La gare des marchandises en 1997 A droite, le bâtiment entouré de rails, en 1997, peu avant sa destruction.

 

 La gare est équipée d'un château d'eau, de vastes remises, d'un poste de triage, d'un bureau télégraphique et téléphonique, d'une lampisterie et d'une remise pour la pompe à incendie. Elle est desservie par une large artère, appelée successivement " avenue de la Gare du Chemin de Fer de l'Etat ", puis " avenue de Cholet ", classée comme voie publique en 1901 et rachetée par la ville en 1915 ( aujourd'hui, avenue de l'Amiral Commentry et avenue Balzac ).
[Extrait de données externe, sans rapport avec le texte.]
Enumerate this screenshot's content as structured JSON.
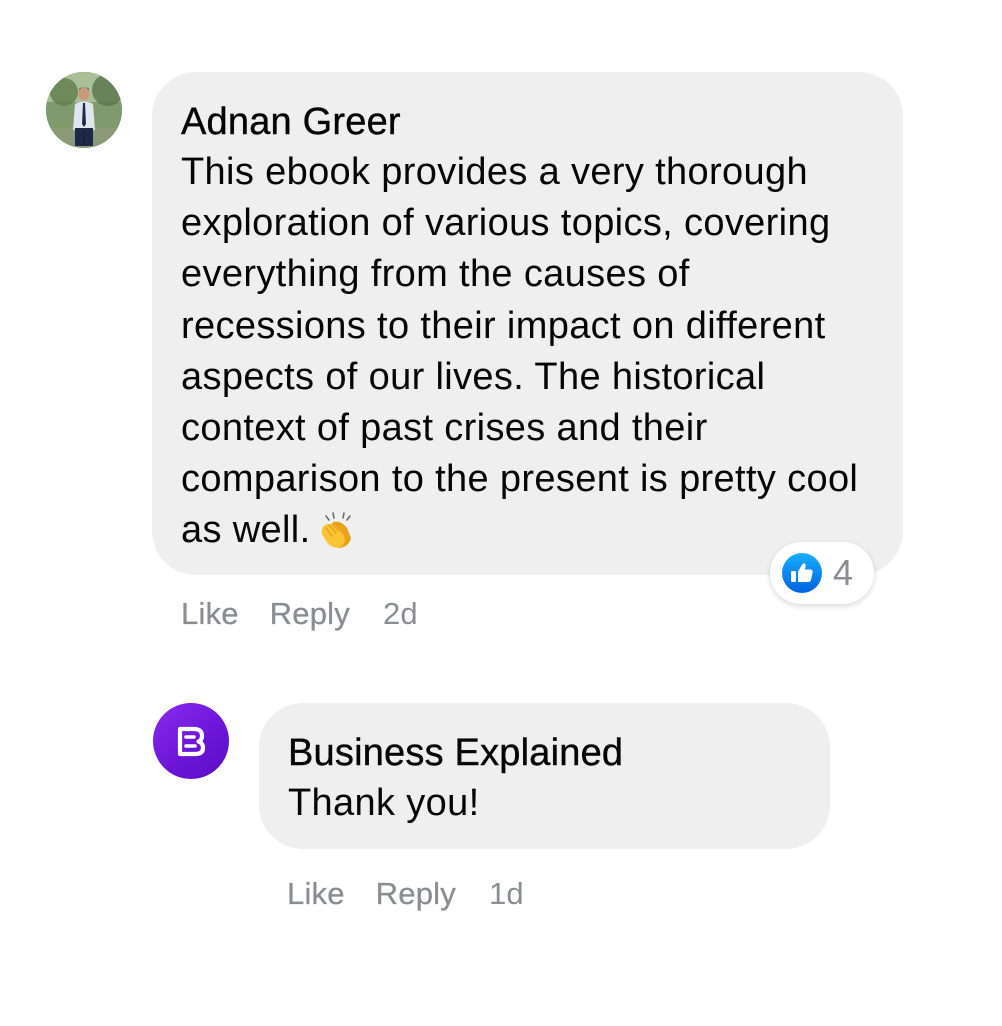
{
  "comments": [
    {
      "author": "Adnan Greer",
      "text": "This ebook provides a very thorough exploration of various topics, covering everything from the causes of recessions to their impact on different aspects of our lives. The historical context of past crises and their comparison to the present is pretty cool as well.",
      "emoji": "clapping-hands",
      "reaction": {
        "type": "like",
        "count": "4"
      },
      "actions": {
        "like": "Like",
        "reply": "Reply",
        "time": "2d"
      }
    },
    {
      "author": "Business Explained",
      "text": "Thank you!",
      "actions": {
        "like": "Like",
        "reply": "Reply",
        "time": "1d"
      }
    }
  ],
  "colors": {
    "bubble": "#efefef",
    "meta_text": "#8a8d91",
    "like_blue": "#1877f2",
    "brand_purple": "#7a1fe6"
  }
}
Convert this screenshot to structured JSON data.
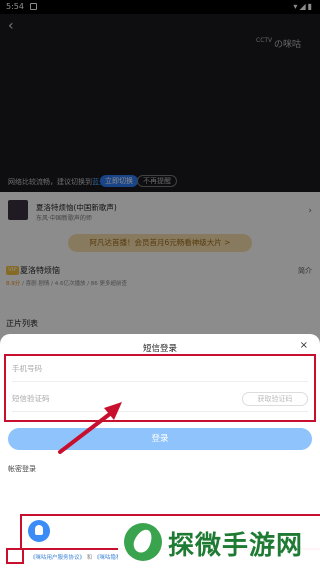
{
  "status_bar": {
    "time": "5:54"
  },
  "player": {
    "logo_cctv": "CCTV",
    "logo_miao": "の咪咕",
    "hint_prefix": "网络比较流畅，建议切换到",
    "hint_highlight": "蓝光",
    "switch_label": "立即切换",
    "no_remind_label": "不再提醒"
  },
  "page": {
    "song": {
      "title": "夏洛特烦恼(中国新歌声)",
      "subtitle": "东风·中国新歌声的师"
    },
    "promo": "阿凡达首播！会员首月6元畅看神级大片 >",
    "show": {
      "badge": "VIP",
      "title": "夏洛特烦恼",
      "intro": "简介",
      "score": "8.9分",
      "meta": " / 喜剧 剧情 / 4.6亿次播放 / 86 更多超前查"
    },
    "section_title": "正片列表"
  },
  "login_sheet": {
    "title": "短信登录",
    "close_icon": "×",
    "phone_placeholder": "手机号码",
    "code_placeholder": "短信验证码",
    "get_code_label": "获取验证码",
    "login_button": "登录",
    "password_login": "帐密登录",
    "agree_prefix": "《咪咕用户服务协议》",
    "agree_and": "和",
    "agree_link2": "《咪咕隐私"
  },
  "watermark": {
    "text": "探微手游网"
  },
  "colors": {
    "annotation_red": "#c8102e",
    "login_blue": "#8fc3fb",
    "watermark_green": "#1f7b34"
  }
}
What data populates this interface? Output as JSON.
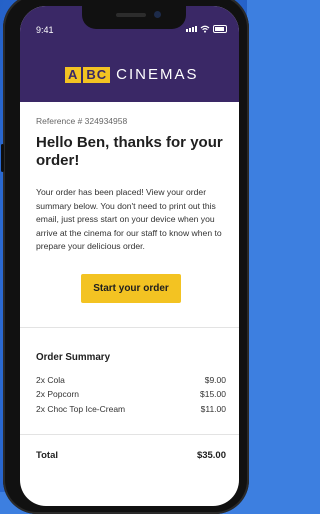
{
  "status_bar": {
    "time": "9:41"
  },
  "brand": {
    "logo_left": "A",
    "logo_mid": "BC",
    "logo_word": "CINEMAS"
  },
  "email": {
    "reference": "Reference # 324934958",
    "greeting": "Hello Ben, thanks for your order!",
    "body": "Your order has been placed! View your order summary below. You don't need to print out this email, just press start on your device when you arrive at the cinema for our staff to know when to prepare your delicious order.",
    "cta_label": "Start your order"
  },
  "summary": {
    "title": "Order Summary",
    "items": [
      {
        "name": "2x Cola",
        "price": "$9.00"
      },
      {
        "name": "2x Popcorn",
        "price": "$15.00"
      },
      {
        "name": "2x Choc Top Ice-Cream",
        "price": "$11.00"
      }
    ],
    "total_label": "Total",
    "total_value": "$35.00"
  },
  "colors": {
    "brand_purple": "#3a2866",
    "accent_yellow": "#f3c322",
    "background_blue": "#3d7fe0"
  }
}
 En 1902-1904, un nouveau bureau des voyageurs commun aux deux compagnies remplace une ancienne baraque en planches. Le maire de Saumur souhaitait un bâtiment de prestige décoré par une horloge majestueuse ( A.M.S., O 30 ). Le ministre des Travaux Publics lui demande de payer les suppléments, ce que la municipalité refuse. La nouvelle gare est donc bâtie selon les stricts canons de l'architecture ferroviaire de la ligne Paris-Bordeaux.

La nouvelle gare Saumur Rive-Gauche

 Les bâtiments, plutôt spacieux, coûtent 112 500 francs. Le premier étage du pavillon central sert pour le logement du chef de gare. Malgré la présence d'encadrements en tuffeau, il apparaît clairement que cette architecture est l'oeuvre d'un entrepreneur étranger à la région. Il s'agit en effet de Félix Mazeaud, résidant à Ivry-sur-Seine.Les inindations de 1904 à la gare de l'Etat
 

 

 

 La gare de l'Etat présente plus d'attraits du côté des voies. La voici sur une carte postale figurant les inondations de 1904. Le bâtiment est prolongé par une marquise recouvrant le quai du Petit Anjou. A gauche, le second quai est affecté à la compagnie de l'Etat et desservi par une voie standard.

 

 

 

 

 

 

 

 

Les inondations de 1910 à la station du Petit Anjou

 

 

 Cette fois, ce sont les inondations de 1910 qui sont photographiées, sans différences notables. La gare du Petit Anjou semble animée, en dépit d'une circulation dans l'eau.

 

 

 " Saumur Rive-Gauche " est donc devenue une véritable gare et la ville pourvue d'une seconde station, mais cette réalisation arrive un peu tard, au moment où la route prend sa revanche sur le rail.